Authored by cem on Thu, Feb 13, 2:48 AM.

Details

Reviewers
jeff
rlibby
kib
Summary

This could be triggered by taking a 2-socket system and disabling all cores
in socket 0, except the BSP, resulting in a non-uniform cache hierarchy.

There is no reason we cannot make reasonable scheduling decisions based on
the cache-locality information we already have in such configurations, and
we shouldn't panic on boot.

Submitted by: Mike Evans (earlier version)

Test Plan

Without this change, hitting sched_setup_smp() in sched_ule on a non-uniform
x86 topology, such as socket 1 + only BSP enabled in socket 0, resulted in
smp_topo_find() == NULL and panic("Can't find cpu group for...").

Diff Detail

Lint
Lint OK
Unit
No Unit Test Coverage
Build Status
Buildable 29338
Build 27239: arc lint + arc unit

Event Timeline

cem created this revision.Thu, Feb 13, 2:48 AM
jeff added a comment.Sun, Feb 16, 9:59 AM

So this looks to me like we made a bad topology and then worked around it by weakening the search. This should still make the leaf topology node for the lone cpu. Otherwise ULE will make bad decisions.

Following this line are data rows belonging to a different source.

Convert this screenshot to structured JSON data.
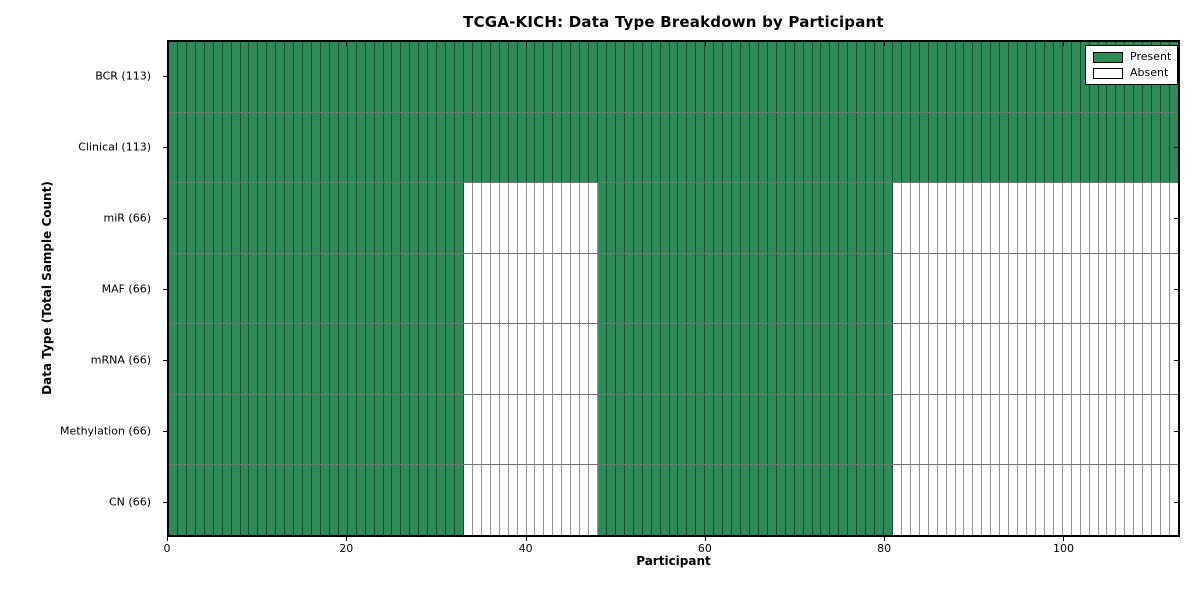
{
  "chart_data": {
    "type": "heatmap",
    "title": "TCGA-KICH: Data Type Breakdown by Participant",
    "xlabel": "Participant",
    "ylabel": "Data Type (Total Sample Count)",
    "n_participants": 113,
    "xlim": [
      0,
      113
    ],
    "x_ticks": [
      0,
      20,
      40,
      60,
      80,
      100
    ],
    "grid": "cell-borders",
    "legend": {
      "position": "upper right",
      "entries": [
        {
          "label": "Present",
          "color_key": "present"
        },
        {
          "label": "Absent",
          "color_key": "absent"
        }
      ]
    },
    "colors": {
      "present": "#2e8b57",
      "absent": "#ffffff",
      "spine": "#000000",
      "background": "#ffffff"
    },
    "rows": [
      {
        "label": "BCR (113)",
        "data_type": "BCR",
        "total_samples": 113,
        "present_ranges": [
          [
            0,
            112
          ]
        ]
      },
      {
        "label": "Clinical (113)",
        "data_type": "Clinical",
        "total_samples": 113,
        "present_ranges": [
          [
            0,
            112
          ]
        ]
      },
      {
        "label": "miR (66)",
        "data_type": "miR",
        "total_samples": 66,
        "present_ranges": [
          [
            0,
            32
          ],
          [
            48,
            80
          ]
        ]
      },
      {
        "label": "MAF (66)",
        "data_type": "MAF",
        "total_samples": 66,
        "present_ranges": [
          [
            0,
            32
          ],
          [
            48,
            80
          ]
        ]
      },
      {
        "label": "mRNA (66)",
        "data_type": "mRNA",
        "total_samples": 66,
        "present_ranges": [
          [
            0,
            32
          ],
          [
            48,
            80
          ]
        ]
      },
      {
        "label": "Methylation (66)",
        "data_type": "Methylation",
        "total_samples": 66,
        "present_ranges": [
          [
            0,
            32
          ],
          [
            48,
            80
          ]
        ]
      },
      {
        "label": "CN (66)",
        "data_type": "CN",
        "total_samples": 66,
        "present_ranges": [
          [
            0,
            32
          ],
          [
            48,
            80
          ]
        ]
      }
    ]
  }
}
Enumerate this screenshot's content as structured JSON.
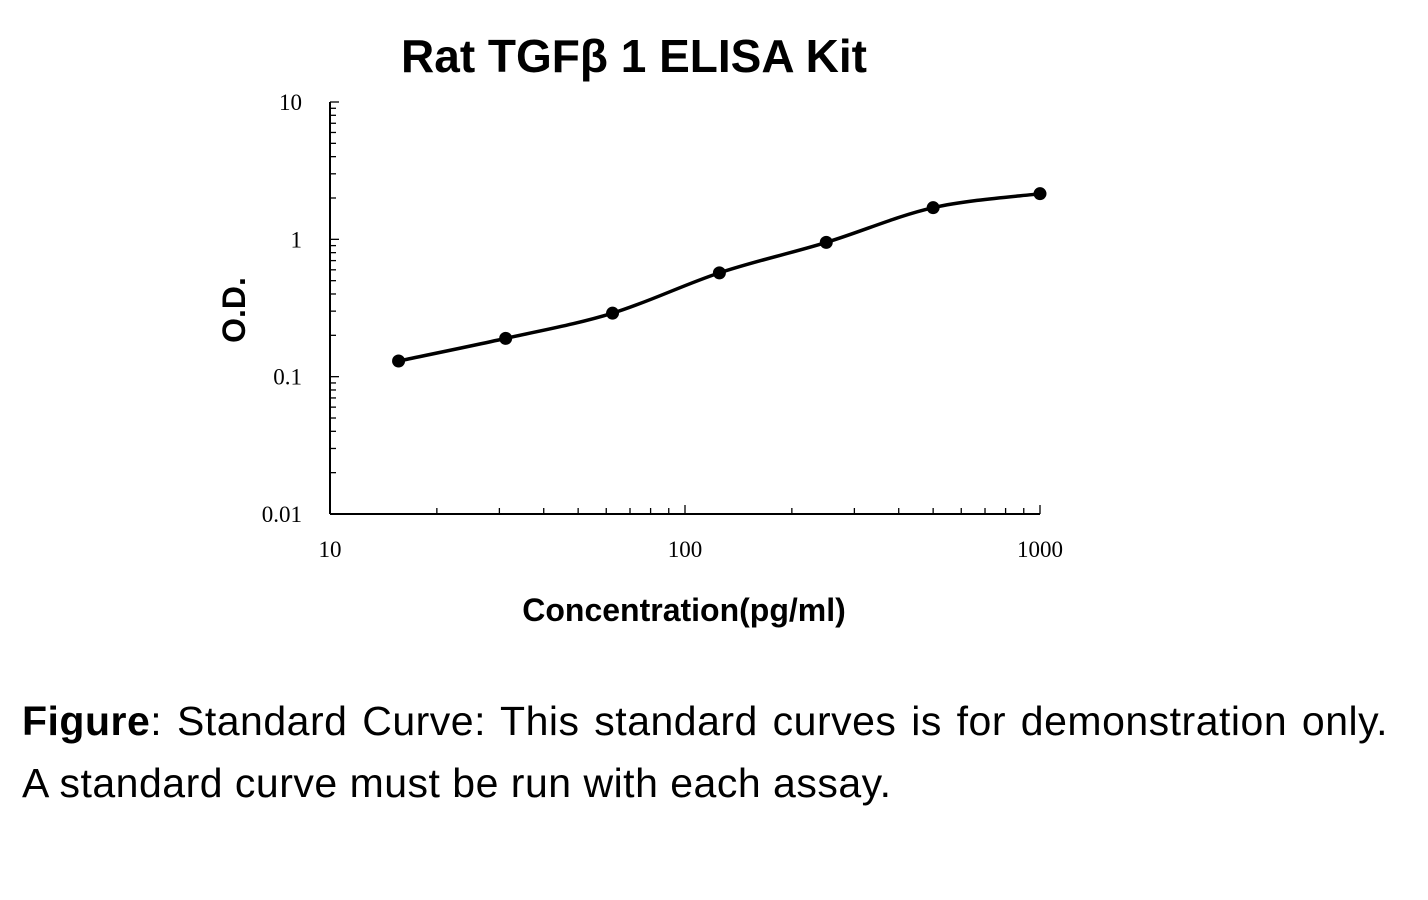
{
  "chart_data": {
    "type": "scatter",
    "title": "Rat TGFβ 1 ELISA Kit",
    "xlabel": "Concentration(pg/ml)",
    "ylabel": "O.D.",
    "x_scale": "log",
    "y_scale": "log",
    "xlim": [
      10,
      1000
    ],
    "ylim": [
      0.01,
      10
    ],
    "x_ticks": [
      "10",
      "100",
      "1000"
    ],
    "y_ticks": [
      "0.01",
      "0.1",
      "1",
      "10"
    ],
    "grid": false,
    "legend": "none",
    "series": [
      {
        "x": [
          15.6,
          31.25,
          62.5,
          125,
          250,
          500,
          1000
        ],
        "y": [
          0.13,
          0.19,
          0.29,
          0.57,
          0.95,
          1.7,
          2.15
        ]
      }
    ],
    "fit_curve": true,
    "colors": {
      "line": "#000000",
      "points": "#000000"
    }
  },
  "caption": {
    "label": "Figure",
    "text": ": Standard Curve: This standard curves is for demonstration only. A standard curve must be run with each assay."
  }
}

Can you show me the boot verbose or sysctl kern.sched.topology_spec from this configuration?

cem added a comment.EditedSun, Feb 16, 4:31 PM
In D23659#520598, @jeff wrote:

So this looks to me like we made a bad topology and then worked around it by weakening the search.

Yeah, it seems so.

This should still make the leaf topology node for the lone cpu. Otherwise ULE will make bad decisions.
Can you show me the boot verbose or sysctl kern.sched.topology_spec from this configuration?

I don't have the former anymore; the latter I guess we could get with this change to avoid panic. I'd have to ask MikeE, I don't have direct access to this system.

If it helps, the machine is a quad-socket with 24 cores (maybe threads) per socket; however, all CPUs on sockets 0, 2, and 3 have been disabled, except for the BSP thread on socket 0. So it's a 25-core non-uniform configuration; the idea is to measure NUMA latency from socket 1 to devices on socket 0. When the BSP's sibling hyperthread is left enabled, the reported panic goes away.

jeff added a comment.Sun, Feb 16, 9:00 PM

Ok, yes, the issue is we never created a leaf for this lone cpu.

The problem with this is that ULE will assume all of the other CPUs in the system are in the leaf with the BSP. I haven't reviewed the amd64 code in some time but it probably assumes that a cpu with no neighbors is already in a set above with peers. When you add HTT it has one peer and they share something different than the existing set. It should be fixed there.